Projection signature scores of Macro-SPP1 and Fib-APSN to ST datasets

The top 100 differentially expressed genes of Macro-SPP1 and Fib-ASPN separately derived from the reconstruction of CRC and HCC datasets was overlapped to obtain the signature score for Macro-SPP1 and Fib-ASPN. Signature scores were added to metadata of ST dataset of BRCA, ccRCC and OV with “AddModulScore” function with default parameters in Seurat. Spatial feature expression plots were generated with the “SpatialFeaturePlot” function in Seurat package.

Cell-cell interaction analysis

We applied R package Cellchat (v1.1.1)89 to evaluate the interaction weights of boundary enriched subclusters of boundary spots and its neighbor spots, implemented with default parameters.
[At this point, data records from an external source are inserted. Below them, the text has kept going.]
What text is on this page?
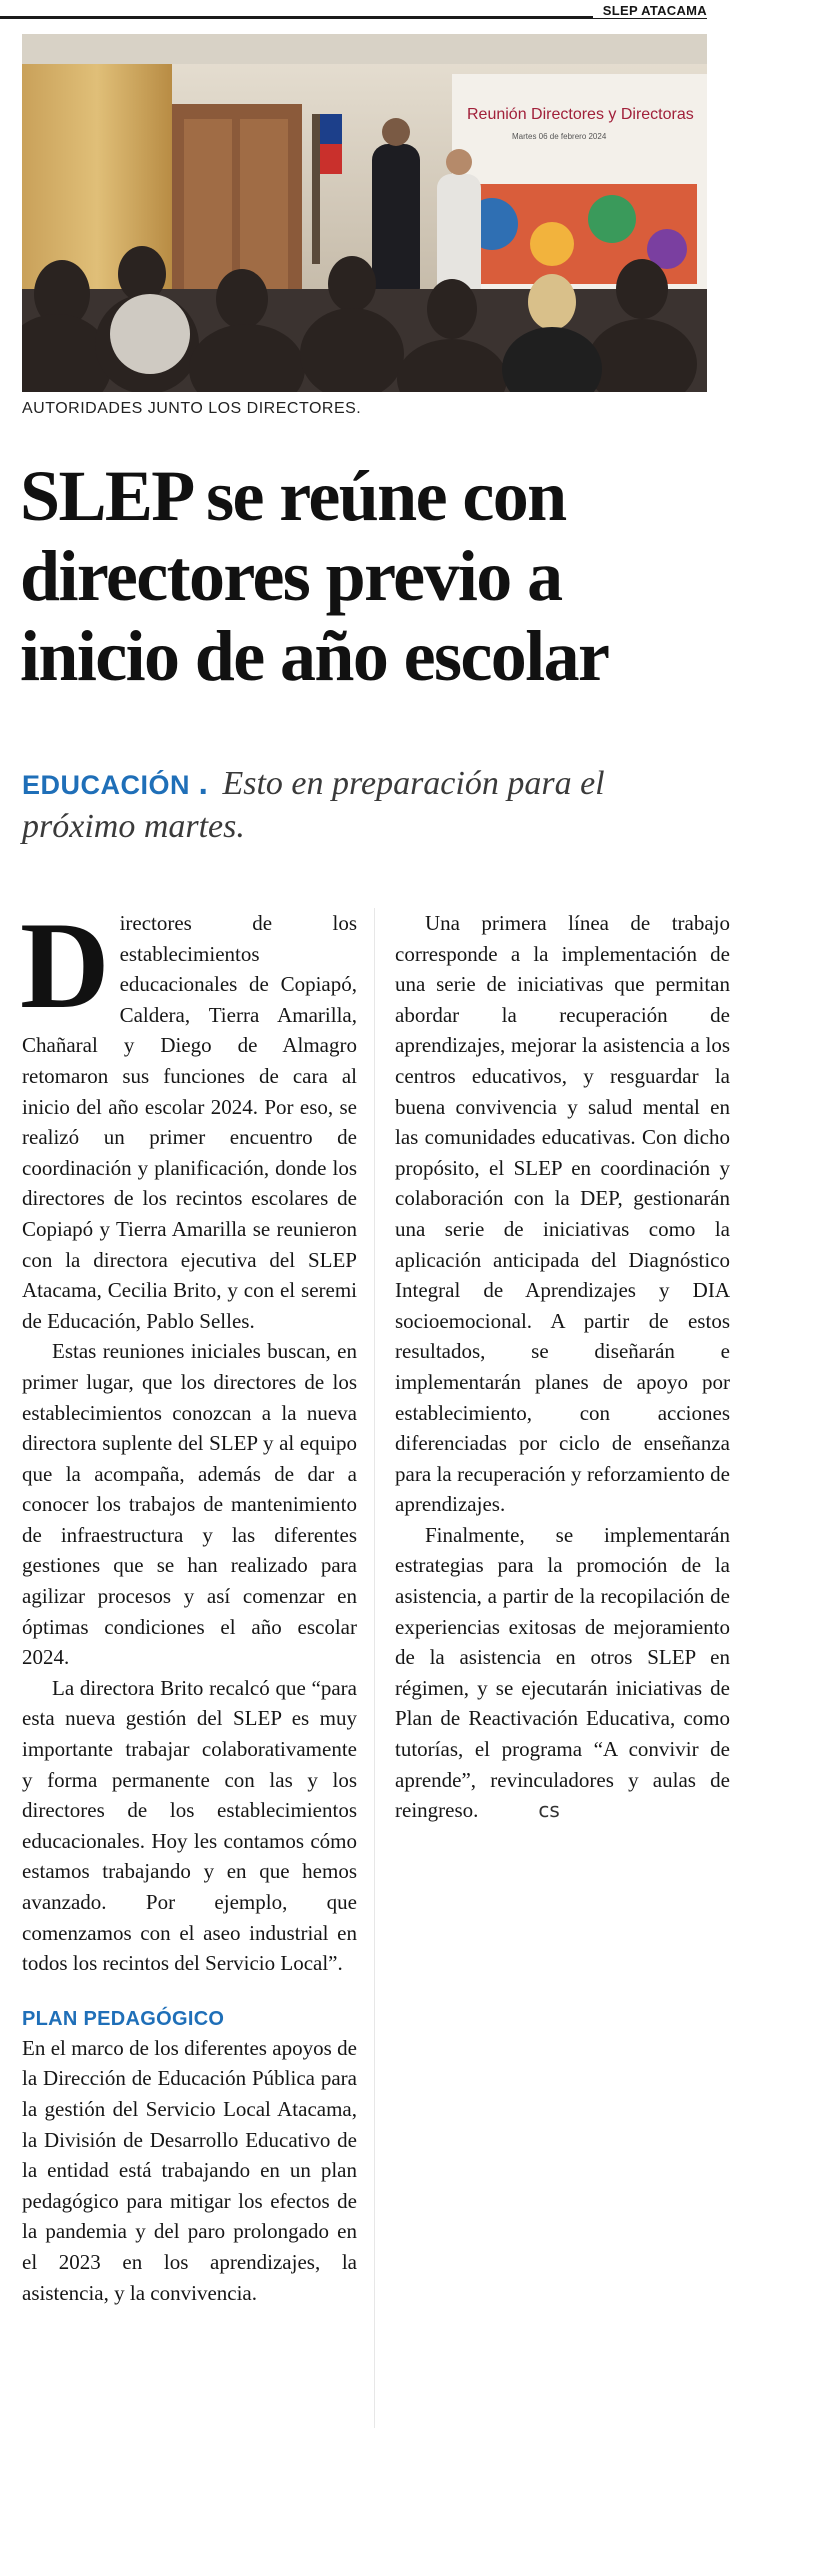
SLEP ATACAMA
Reunión Directores y Directoras
Martes 06 de febrero 2024
AUTORIDADES JUNTO LOS DIRECTORES.
SLEP se reúne con directores previo a inicio de año escolar
EDUCACIÓN . Esto en preparación para el próximo martes.

Directores de los establecimientos educacionales de Copiapó, Caldera, Tierra Amarilla, Chañaral y Diego de Almagro retomaron sus funciones de cara al inicio del año escolar 2024. Por eso, se realizó un primer encuentro de coordinación y planificación, donde los directores de los recintos escolares de Copiapó y Tierra Amarilla se reunieron con la directora ejecutiva del SLEP Atacama, Cecilia Brito, y con el seremi de Educación, Pablo Selles.

Estas reuniones iniciales buscan, en primer lugar, que los directores de los establecimientos conozcan a la nueva directora suplente del SLEP y al equipo que la acompaña, además de dar a conocer los trabajos de mantenimiento de infraestructura y las diferentes gestiones que se han realizado para agilizar procesos y así comenzar en óptimas condiciones el año escolar 2024.

La directora Brito recalcó que “para esta nueva gestión del SLEP es muy importante trabajar colaborativamente y forma permanente con las y los directores de los establecimientos educacionales. Hoy les contamos cómo estamos trabajando y en que hemos avanzado. Por ejemplo, que comenzamos con el aseo industrial en todos los recintos del Servicio Local”.

PLAN PEDAGÓGICO

En el marco de los diferentes apoyos de la Dirección de Educación Pública para la gestión del Servicio Local Atacama, la División de Desarrollo Educativo de la entidad está trabajando en un plan pedagógico para mitigar los efectos de la pandemia y del paro prolongado en el 2023 en los aprendizajes, la asistencia, y la convivencia.

Una primera línea de trabajo corresponde a la implementación de una serie de iniciativas que permitan abordar la recuperación de aprendizajes, mejorar la asistencia a los centros educativos, y resguardar la buena convivencia y salud mental en las comunidades educativas. Con dicho propósito, el SLEP en coordinación y colaboración con la DEP, gestionarán una serie de iniciativas como la aplicación anticipada del Diagnóstico Integral de Aprendizajes y DIA socioemocional. A partir de estos resultados, se diseñarán e implementarán planes de apoyo por establecimiento, con acciones diferenciadas por ciclo de enseñanza para la recuperación y reforzamiento de aprendizajes.

Finalmente, se implementarán estrategias para la promoción de la asistencia, a partir de la recopilación de experiencias exitosas de mejoramiento de la asistencia en otros SLEP en régimen, y se ejecutarán iniciativas de Plan de Reactivación Educativa, como tutorías, el programa “A convivir de aprende”, revinculadores y aulas de reingreso.	cs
Briefly, differentially expressed signaling genes (p < 0.05) were first identified across cell clusters in the reconstructed ST sub-spots dataset to infer specific cellular communications.

Tumor boundary signature score is relevance to lymphocyte infiltration

To assess the signature score on the tumor immune exclude microenvironment (TIEM)-specific tumor boundary, immune excluded score (ieScore), we obtained the overlapping genes of the top 100 specifically expressed genes in the tumor boundary of the three CRC ST samples as the signature genes. We used GSVA70 to estimate ieScore in each patients from TCGA CRC cohort and stratified the patients into ieScore-high and -low group based the median score, then compared the lymphocytes and CD8+ T infiltration between these two groups. For patients’ overall survival (OS) and progression-free survival (PFS) data analysis, the Kaplan–Meier method and log-rank test were used to detect differences in the survival curves between groups. The Cox proportional hazard model was used to assess the relative risk by setting the expression of Schwann cell abundance as a single covariate.

Reporting summary

Further information on research design is available in the Nature Portfolio Reporting Summary linked to this article.